FAIRBANKS (AP) -- The Northwest Association of Schools and Colleges has renewed the University of Alaska Fairbanks' accreditation.
''We are very pleased with the report,'' said UAF Chancellor Marshall Lind. ''Through the process, we have learned a lot about our institution.''
The reaccreditation is the final step in a lengthy process that began more than two years ago.
As a condition of accreditation, the association's Commission on Colleges and Universities listed eight recommendations for the university, including six identified in the university's self-study report.
The commission said UAF has insufficient laboratory and office space for research and graduate programs.
The commission said UAF has a growing problem with salary compression and that some newly hired employees are paid more than longtime employees in comparable positions. The commission also noted that salaries are below market level in several disciplines.
The commission urged UAF to create handbooks for faculty and staff, store student records in a secure, fireproof location, integrate the College of Rural Alaska more fully into teaching, research and public service roles and revamp the appointment policy to consider recommendations from faculty, students and staff.
The commission also said the university should more clearly outline requirements for certificate programs and that all UAF programs should assess student learning with a test, a portfolio or perhaps a successfully completed internship.

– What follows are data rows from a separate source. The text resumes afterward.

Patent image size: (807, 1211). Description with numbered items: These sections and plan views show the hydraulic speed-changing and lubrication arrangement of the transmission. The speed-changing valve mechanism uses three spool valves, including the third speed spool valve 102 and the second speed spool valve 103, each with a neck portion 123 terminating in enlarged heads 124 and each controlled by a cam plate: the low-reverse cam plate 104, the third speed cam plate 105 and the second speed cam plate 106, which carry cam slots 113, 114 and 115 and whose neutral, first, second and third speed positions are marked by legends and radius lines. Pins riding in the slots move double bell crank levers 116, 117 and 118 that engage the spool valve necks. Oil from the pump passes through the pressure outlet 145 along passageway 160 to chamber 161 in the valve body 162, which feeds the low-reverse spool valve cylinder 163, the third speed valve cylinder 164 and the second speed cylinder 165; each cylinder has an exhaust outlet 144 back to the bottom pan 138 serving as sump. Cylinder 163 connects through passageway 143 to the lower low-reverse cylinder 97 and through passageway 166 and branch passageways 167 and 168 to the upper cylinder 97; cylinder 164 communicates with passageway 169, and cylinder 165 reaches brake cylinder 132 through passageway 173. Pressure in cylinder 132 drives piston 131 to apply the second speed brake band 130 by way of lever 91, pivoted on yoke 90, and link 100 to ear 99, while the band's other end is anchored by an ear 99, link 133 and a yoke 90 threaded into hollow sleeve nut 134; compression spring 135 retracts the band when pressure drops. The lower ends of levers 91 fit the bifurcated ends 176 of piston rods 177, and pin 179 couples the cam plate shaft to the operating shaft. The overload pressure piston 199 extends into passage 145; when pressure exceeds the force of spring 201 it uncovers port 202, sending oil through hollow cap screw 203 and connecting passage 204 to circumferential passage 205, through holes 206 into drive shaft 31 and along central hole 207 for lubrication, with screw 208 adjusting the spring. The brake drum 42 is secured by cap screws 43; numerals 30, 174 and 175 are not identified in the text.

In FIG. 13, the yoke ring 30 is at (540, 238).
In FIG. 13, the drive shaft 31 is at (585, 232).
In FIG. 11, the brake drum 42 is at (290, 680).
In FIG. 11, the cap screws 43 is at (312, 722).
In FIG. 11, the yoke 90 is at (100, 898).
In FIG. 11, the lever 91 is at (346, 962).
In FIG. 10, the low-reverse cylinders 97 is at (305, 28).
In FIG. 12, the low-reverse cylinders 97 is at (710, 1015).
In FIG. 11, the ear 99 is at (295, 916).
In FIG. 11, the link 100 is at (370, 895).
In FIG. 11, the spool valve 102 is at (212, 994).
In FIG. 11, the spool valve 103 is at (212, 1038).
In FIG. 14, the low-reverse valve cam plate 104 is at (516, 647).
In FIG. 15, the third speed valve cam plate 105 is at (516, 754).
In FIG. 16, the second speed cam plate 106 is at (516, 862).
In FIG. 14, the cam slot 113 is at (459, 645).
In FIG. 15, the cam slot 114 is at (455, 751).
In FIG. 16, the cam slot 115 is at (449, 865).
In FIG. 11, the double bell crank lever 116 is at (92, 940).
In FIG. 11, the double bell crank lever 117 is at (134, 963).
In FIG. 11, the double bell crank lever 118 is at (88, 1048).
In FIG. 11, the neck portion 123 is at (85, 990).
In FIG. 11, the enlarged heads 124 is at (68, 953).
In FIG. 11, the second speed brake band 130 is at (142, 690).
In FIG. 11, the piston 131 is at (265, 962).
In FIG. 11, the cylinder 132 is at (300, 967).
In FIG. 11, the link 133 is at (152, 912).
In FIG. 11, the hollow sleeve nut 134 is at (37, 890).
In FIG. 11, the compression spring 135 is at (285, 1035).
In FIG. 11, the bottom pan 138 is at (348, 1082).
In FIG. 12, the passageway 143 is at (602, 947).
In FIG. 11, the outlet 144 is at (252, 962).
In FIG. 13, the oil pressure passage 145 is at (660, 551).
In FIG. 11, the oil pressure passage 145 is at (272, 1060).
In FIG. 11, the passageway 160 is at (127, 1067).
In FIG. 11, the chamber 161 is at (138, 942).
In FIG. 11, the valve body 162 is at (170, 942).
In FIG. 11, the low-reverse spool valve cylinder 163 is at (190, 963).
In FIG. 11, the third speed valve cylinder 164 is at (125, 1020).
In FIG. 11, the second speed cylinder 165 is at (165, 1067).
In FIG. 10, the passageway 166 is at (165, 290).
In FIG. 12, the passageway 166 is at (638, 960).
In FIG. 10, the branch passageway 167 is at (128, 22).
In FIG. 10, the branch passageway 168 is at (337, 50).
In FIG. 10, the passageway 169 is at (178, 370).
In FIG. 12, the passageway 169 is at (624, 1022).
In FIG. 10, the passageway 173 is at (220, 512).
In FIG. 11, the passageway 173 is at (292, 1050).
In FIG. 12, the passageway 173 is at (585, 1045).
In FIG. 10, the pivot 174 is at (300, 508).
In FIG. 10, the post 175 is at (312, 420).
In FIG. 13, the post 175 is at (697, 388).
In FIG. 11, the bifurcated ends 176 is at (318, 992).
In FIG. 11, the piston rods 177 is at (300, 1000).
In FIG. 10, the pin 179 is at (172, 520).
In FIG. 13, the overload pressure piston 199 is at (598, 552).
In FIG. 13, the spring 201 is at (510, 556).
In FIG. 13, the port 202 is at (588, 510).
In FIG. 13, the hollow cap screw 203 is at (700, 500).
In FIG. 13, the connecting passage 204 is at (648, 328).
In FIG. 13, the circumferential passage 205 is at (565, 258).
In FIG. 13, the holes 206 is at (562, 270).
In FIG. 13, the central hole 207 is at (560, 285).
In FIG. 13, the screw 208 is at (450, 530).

Along with the recommendations, the commission commended the university for its efforts to catch up on deferred maintenance projects as well as its use of assessments in core courses. It also complimented the university's planning processes and collaboration between departments and disciplines, as well as between the research and academic functions.
Lind said the accreditation, in addition to being a valuable process, makes UAF credits transferable to other universities and allows students to receive financial aid.